The memory shortage is creating asymmetric outcomes across the hardware stack: hyperscalers and GPU vendors win immediate economics but OEMs with fixed BOMs and lower pricing power will see margin pressure, accelerating component substitution and software-level memory optimization projects. That creates a transient pricing umbrella for incumbent DRAM suppliers, but also a predictable incentive for aggressive capex from competitors and foundries within 12–24 months — precisely the horizon where the current pain trade can reverse into oversupply. For AI accelerators, entrenched architecture advantages (software ecosystem, model certification, tooling) are as important as raw silicon. That makes market share stickier for incumbents than on pure-performance metrics, but it also raises regulatory and geopolitical fragility: export controls or localized cloud stacks could bifurcate growth and leave priced-in global assumptions exposed. For Microsoft, OpenAI exposure is a demand amplifier but also a margin & execution risk — monetization cadence, model-hosting economics, and customer procurement cycles will determine whether the investment converts to durable FCF or transient re-rating.
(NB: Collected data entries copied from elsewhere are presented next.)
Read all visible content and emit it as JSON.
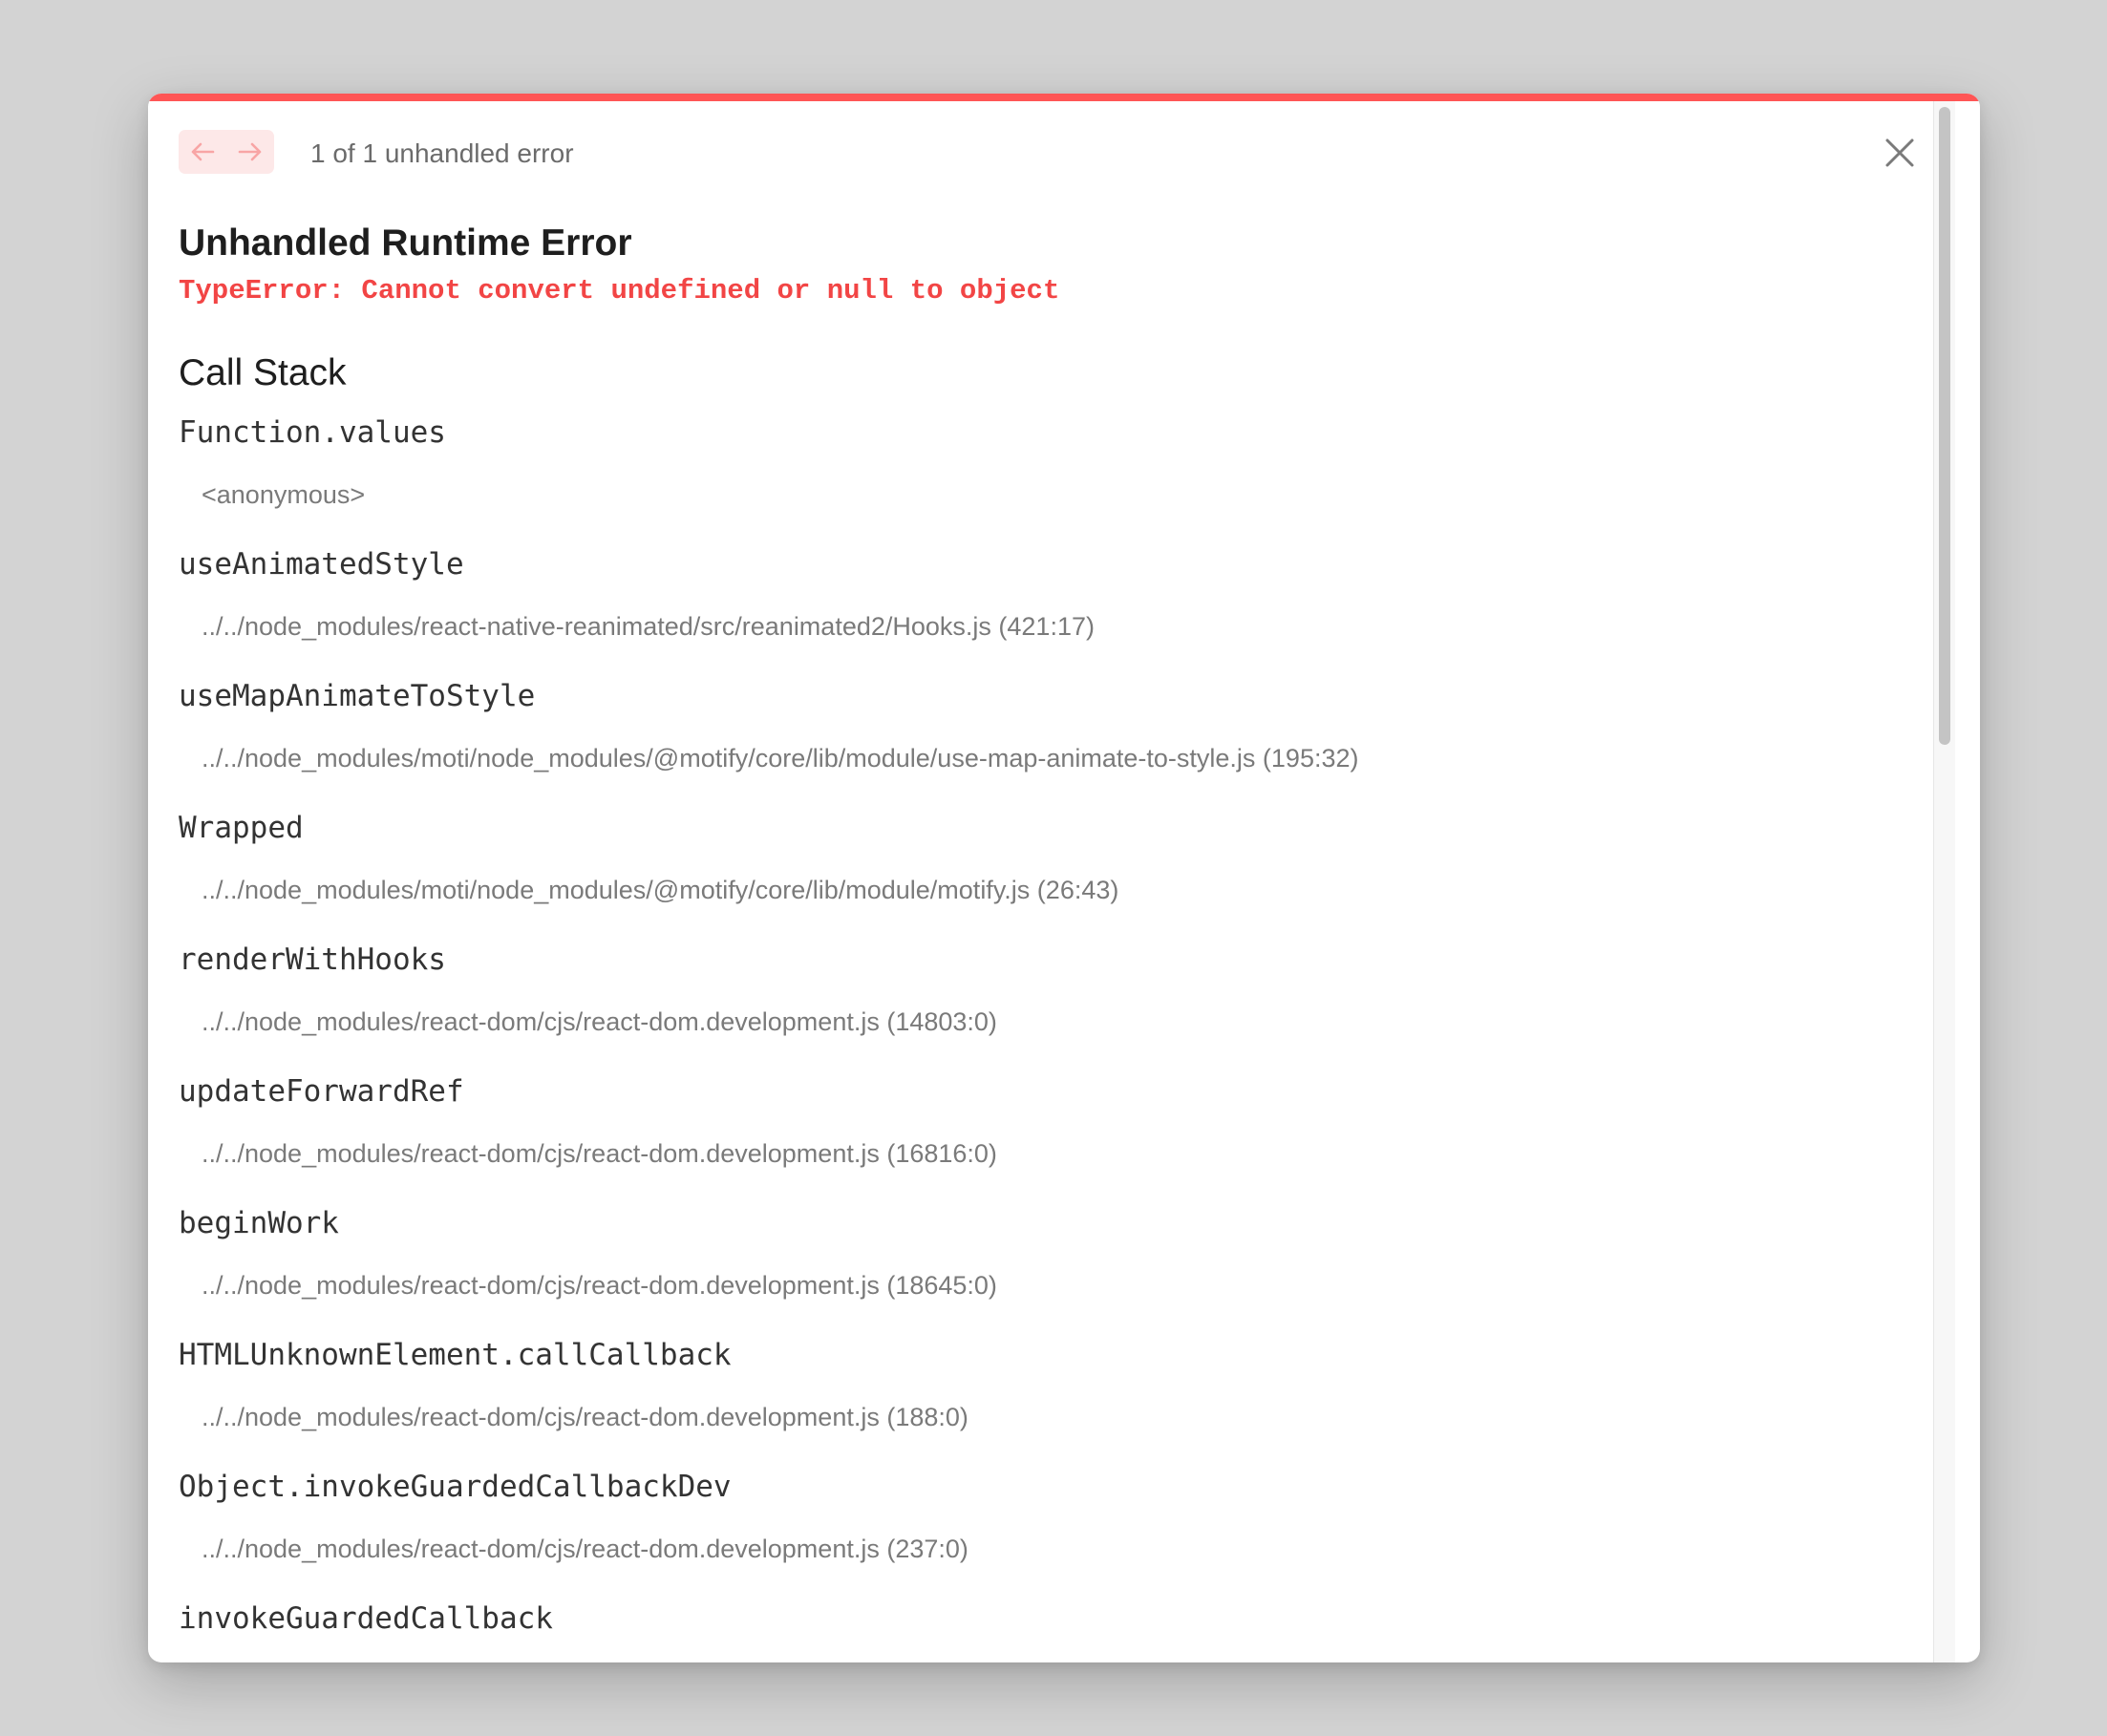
{
  "header": {
    "prev_icon": "arrow-left-icon",
    "next_icon": "arrow-right-icon",
    "count_text": "1 of 1 unhandled error",
    "close_icon": "close-icon"
  },
  "error": {
    "title": "Unhandled Runtime Error",
    "message": "TypeError: Cannot convert undefined or null to object"
  },
  "call_stack": {
    "title": "Call Stack",
    "frames": [
      {
        "fn": "Function.values",
        "loc": "<anonymous>"
      },
      {
        "fn": "useAnimatedStyle",
        "loc": "../../node_modules/react-native-reanimated/src/reanimated2/Hooks.js (421:17)"
      },
      {
        "fn": "useMapAnimateToStyle",
        "loc": "../../node_modules/moti/node_modules/@motify/core/lib/module/use-map-animate-to-style.js (195:32)"
      },
      {
        "fn": "Wrapped",
        "loc": "../../node_modules/moti/node_modules/@motify/core/lib/module/motify.js (26:43)"
      },
      {
        "fn": "renderWithHooks",
        "loc": "../../node_modules/react-dom/cjs/react-dom.development.js (14803:0)"
      },
      {
        "fn": "updateForwardRef",
        "loc": "../../node_modules/react-dom/cjs/react-dom.development.js (16816:0)"
      },
      {
        "fn": "beginWork",
        "loc": "../../node_modules/react-dom/cjs/react-dom.development.js (18645:0)"
      },
      {
        "fn": "HTMLUnknownElement.callCallback",
        "loc": "../../node_modules/react-dom/cjs/react-dom.development.js (188:0)"
      },
      {
        "fn": "Object.invokeGuardedCallbackDev",
        "loc": "../../node_modules/react-dom/cjs/react-dom.development.js (237:0)"
      },
      {
        "fn": "invokeGuardedCallback",
        "loc": ""
      }
    ]
  },
  "colors": {
    "accent": "#ff5555",
    "error_text": "#f24545",
    "nav_bg": "#fde8e8",
    "backdrop": "#d3d3d3"
  }
}
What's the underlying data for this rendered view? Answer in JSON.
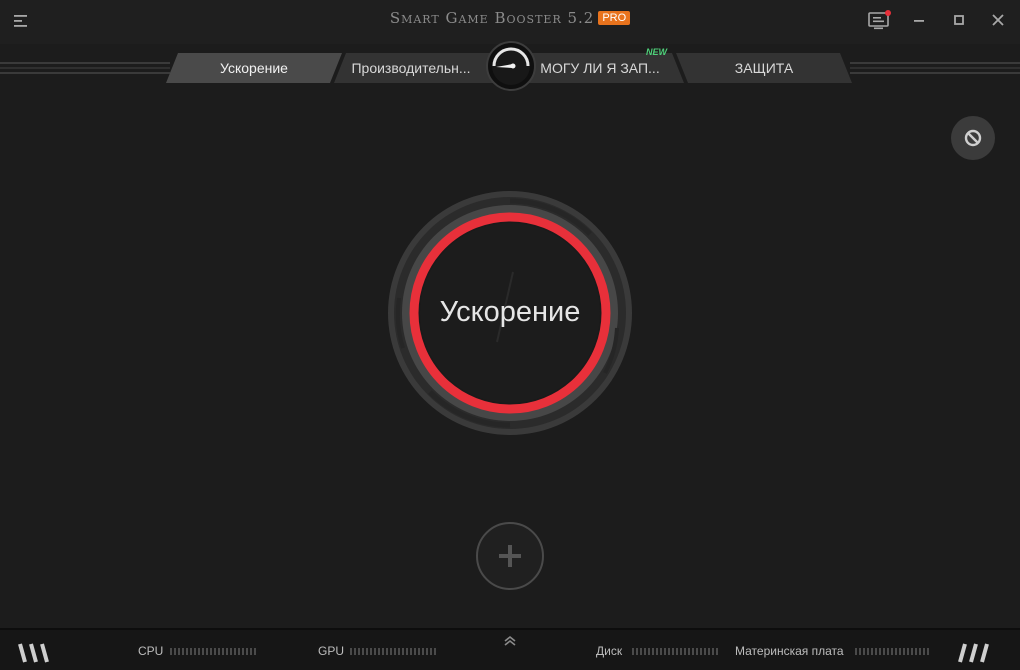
{
  "window": {
    "title": "Smart Game Booster 5.2",
    "badge": "PRO"
  },
  "tabs": [
    {
      "label": "Ускорение",
      "active": true
    },
    {
      "label": "Производительн...",
      "active": false
    },
    {
      "label": "МОГУ ЛИ Я ЗАП...",
      "active": false,
      "badge": "NEW"
    },
    {
      "label": "ЗАЩИТА",
      "active": false
    }
  ],
  "main": {
    "boost_label": "Ускорение",
    "accent_color": "#e8303a"
  },
  "status": {
    "cpu_label": "CPU",
    "gpu_label": "GPU",
    "disk_label": "Диск",
    "motherboard_label": "Материнская плата"
  },
  "icons": {
    "menu": "menu-icon",
    "notify": "monitor-notification-icon",
    "minimize": "minimize-icon",
    "maximize": "maximize-icon",
    "close": "close-icon",
    "gauge": "speedometer-icon",
    "block": "block-icon",
    "add": "plus-icon",
    "collapse": "chevron-up-icon"
  }
}
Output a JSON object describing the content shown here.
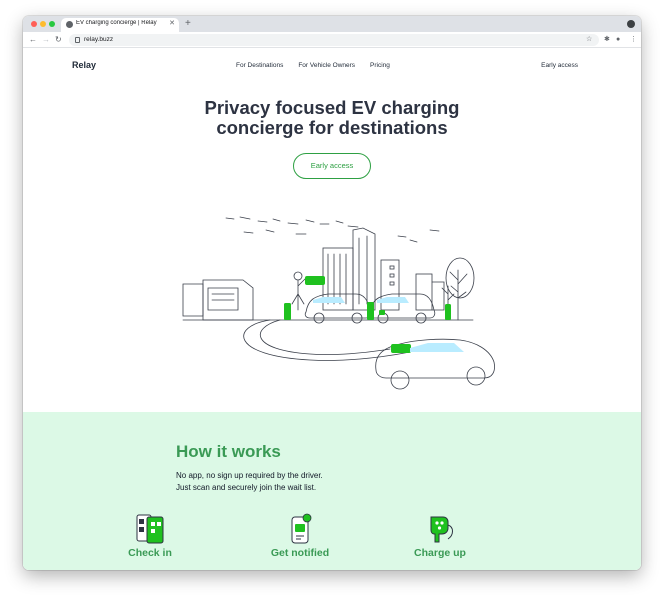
{
  "browser": {
    "tab_title": "EV charging concierge | Relay",
    "url": "relay.buzz",
    "colors": {
      "close": "#ff5f57",
      "minimize": "#febc2e",
      "maximize": "#28c840"
    }
  },
  "nav": {
    "brand": "Relay",
    "links": [
      "For Destinations",
      "For Vehicle Owners",
      "Pricing"
    ],
    "cta": "Early access"
  },
  "hero": {
    "title_line1": "Privacy focused EV charging",
    "title_line2": "concierge for destinations",
    "cta": "Early access"
  },
  "how_it_works": {
    "title": "How it works",
    "subtitle_line1": "No app, no sign up required by the driver.",
    "subtitle_line2": "Just scan and securely join the wait list.",
    "steps": [
      {
        "label": "Check in",
        "icon": "qr-phone-icon"
      },
      {
        "label": "Get notified",
        "icon": "notification-phone-icon"
      },
      {
        "label": "Charge up",
        "icon": "charger-plug-icon"
      }
    ]
  },
  "colors": {
    "accent": "#2ea043",
    "heading": "#2d3342",
    "section_bg": "#dcf9e6",
    "charger_green": "#1fc11f"
  }
}
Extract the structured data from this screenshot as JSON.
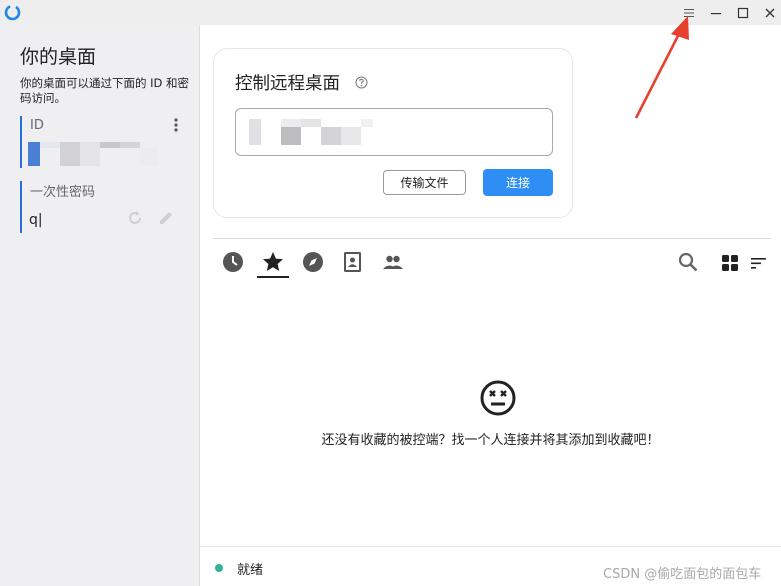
{
  "window": {
    "buttons": [
      "menu-icon",
      "minimize-icon",
      "maximize-icon",
      "close-icon"
    ]
  },
  "left": {
    "title": "你的桌面",
    "description": "你的桌面可以通过下面的 ID 和密码访问。",
    "id_label": "ID",
    "password_label": "一次性密码",
    "password_value": "q|"
  },
  "control": {
    "title": "控制远程桌面",
    "transfer_label": "传输文件",
    "connect_label": "连接"
  },
  "tabs": [
    {
      "name": "recent",
      "icon": "clock-icon"
    },
    {
      "name": "favorites",
      "icon": "star-icon",
      "active": true
    },
    {
      "name": "discovered",
      "icon": "compass-icon"
    },
    {
      "name": "address-book",
      "icon": "address-book-icon"
    },
    {
      "name": "group",
      "icon": "people-icon"
    }
  ],
  "empty": {
    "message": "还没有收藏的被控端？找一个人连接并将其添加到收藏吧！"
  },
  "status": {
    "text": "就绪"
  },
  "watermark": "CSDN @偷吃面包的面包车",
  "colors": {
    "accent": "#2f8ef5",
    "status_ok": "#2fb39a",
    "sidebar_bg": "#efeff2",
    "annotation_arrow": "#e8402f"
  }
}
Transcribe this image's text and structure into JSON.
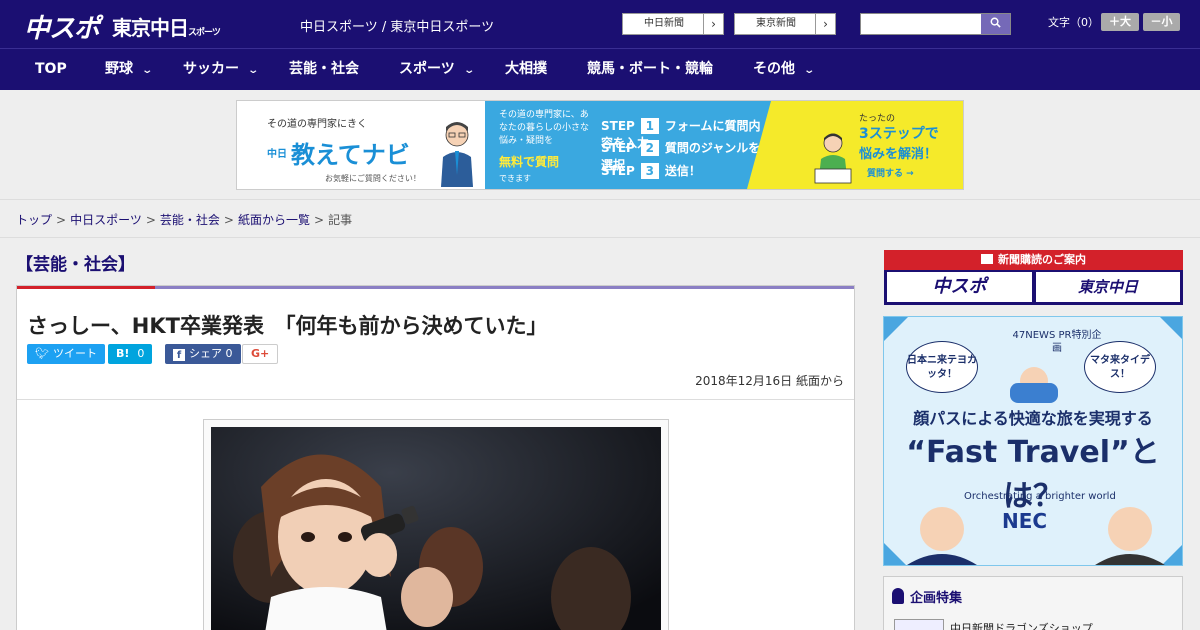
{
  "header": {
    "logo_primary": "中スポ",
    "logo_secondary": "東京中日",
    "logo_secondary_small": "スポーツ",
    "site_title": "中日スポーツ / 東京中日スポーツ",
    "paper_links": [
      {
        "label": "中日新聞"
      },
      {
        "label": "東京新聞"
      }
    ],
    "search_placeholder": "",
    "font_size_label": "文字（0）",
    "font_bigger": "＋大",
    "font_smaller": "－小"
  },
  "nav": {
    "items": [
      {
        "label": "TOP",
        "dropdown": false
      },
      {
        "label": "野球",
        "dropdown": true
      },
      {
        "label": "サッカー",
        "dropdown": true
      },
      {
        "label": "芸能・社会",
        "dropdown": false
      },
      {
        "label": "スポーツ",
        "dropdown": true
      },
      {
        "label": "大相撲",
        "dropdown": false
      },
      {
        "label": "競馬・ボート・競輪",
        "dropdown": false
      },
      {
        "label": "その他",
        "dropdown": true
      }
    ],
    "chevron": "⌄"
  },
  "banner": {
    "tagline": "その道の専門家にきく",
    "brand_prefix": "中日",
    "brand": "教えてナビ",
    "note": "お気軽にご質問ください！",
    "mid_text": "その道の専門家に、あなたの暮らしの小さな悩み・疑問を",
    "mid_highlight": "無料で質問",
    "mid_suffix": "できます",
    "steps": [
      {
        "label": "STEP",
        "num": "1",
        "text": "フォームに質問内容を入力"
      },
      {
        "label": "STEP",
        "num": "2",
        "text": "質問のジャンルを選択"
      },
      {
        "label": "STEP",
        "num": "3",
        "text": "送信！"
      }
    ],
    "right_small": "たったの",
    "right_big": "3ステップで",
    "right_mid": "悩みを解消！",
    "right_cta": "質問する →"
  },
  "breadcrumb": {
    "items": [
      "トップ",
      "中日スポーツ",
      "芸能・社会",
      "紙面から一覧"
    ],
    "current": "記事",
    "sep": ">"
  },
  "article": {
    "category": "【芸能・社会】",
    "headline": "さっしー、HKT卒業発表　「何年も前から決めていた」",
    "share": {
      "tweet": "ツイート",
      "hatena_label": "B!",
      "hatena_count": "0",
      "fb_label": "シェア",
      "fb_count": "0",
      "gplus": "G+"
    },
    "date": "2018年12月16日 紙面から"
  },
  "sidebar": {
    "subscribe_header": "新聞購読のご案内",
    "subscribe_buttons": [
      "中スポ",
      "東京中日"
    ],
    "ad": {
      "tag": "47NEWS PR特別企画",
      "bubble_left": "日本ニ来テヨカッタ！",
      "bubble_right": "マタ来タイデス！",
      "title": "顔パスによる快適な旅を実現する",
      "headline": "“Fast Travel”とは？",
      "slogan": "Orchestrating a brighter world",
      "brand": "NEC"
    },
    "plan": {
      "header": "企画特集",
      "item": "中日新聞ドラゴンズショップ"
    }
  },
  "colors": {
    "brand_navy": "#1b0f72",
    "accent_red": "#d3212a",
    "twitter": "#1da1f2",
    "hatena": "#00a4de",
    "facebook": "#3b5998"
  }
}
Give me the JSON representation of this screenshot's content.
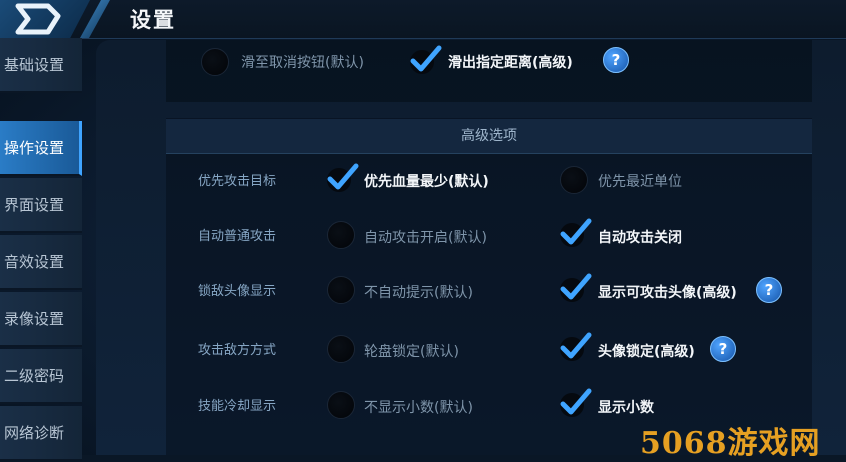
{
  "header": {
    "title": "设置"
  },
  "sidebar": {
    "items": [
      {
        "label": "基础设置",
        "active": false
      },
      {
        "label": "操作设置",
        "active": true
      },
      {
        "label": "界面设置",
        "active": false
      },
      {
        "label": "音效设置",
        "active": false
      },
      {
        "label": "录像设置",
        "active": false
      },
      {
        "label": "二级密码",
        "active": false
      },
      {
        "label": "网络诊断",
        "active": false
      }
    ]
  },
  "top_options": {
    "left": {
      "label": "滑至取消按钮(默认)",
      "checked": false
    },
    "right": {
      "label": "滑出指定距离(高级)",
      "checked": true
    }
  },
  "advanced": {
    "header": "高级选项",
    "rows": [
      {
        "label": "优先攻击目标",
        "opt1": "优先血量最少(默认)",
        "opt1_checked": true,
        "opt2": "优先最近单位",
        "opt2_checked": false
      },
      {
        "label": "自动普通攻击",
        "opt1": "自动攻击开启(默认)",
        "opt1_checked": false,
        "opt2": "自动攻击关闭",
        "opt2_checked": true
      },
      {
        "label": "锁敌头像显示",
        "opt1": "不自动提示(默认)",
        "opt1_checked": false,
        "opt2": "显示可攻击头像(高级)",
        "opt2_checked": true
      },
      {
        "label": "攻击敌方方式",
        "opt1": "轮盘锁定(默认)",
        "opt1_checked": false,
        "opt2": "头像锁定(高级)",
        "opt2_checked": true
      },
      {
        "label": "技能冷却显示",
        "opt1": "不显示小数(默认)",
        "opt1_checked": false,
        "opt2": "显示小数",
        "opt2_checked": true
      }
    ]
  },
  "help_label": "?",
  "watermark": {
    "digits": "5068",
    "text": "游戏网"
  },
  "colors": {
    "accent": "#2a7cc6",
    "check": "#3fa4ff",
    "watermark": "#e6a022"
  }
}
Trade implementation should therefore be duration-mixed: capture the near-term squeeze in memory with stock + limited-risk options, anchor AI-platform exposure with multi-year LEAPS, and harvest yield on large-cap software positions via covered calls to mitigate downside. Size positions to reflect binary outcomes — memory can mean-revert quickly once capex responds, while platform winners reprice over years. Contrarian view: consensus treats these names as a single ‘AI’ bucket; the material difference is cyclicality (memory) versus structural moat (accelerators, platforms). If capex and policy shocks arrive together, you could see a rapid de-risking in MU and a delayed but sharp re-pricing of NVDA/MSFT depending on export/regulatory paths — prepare trigger-based exits rather than time-based holds.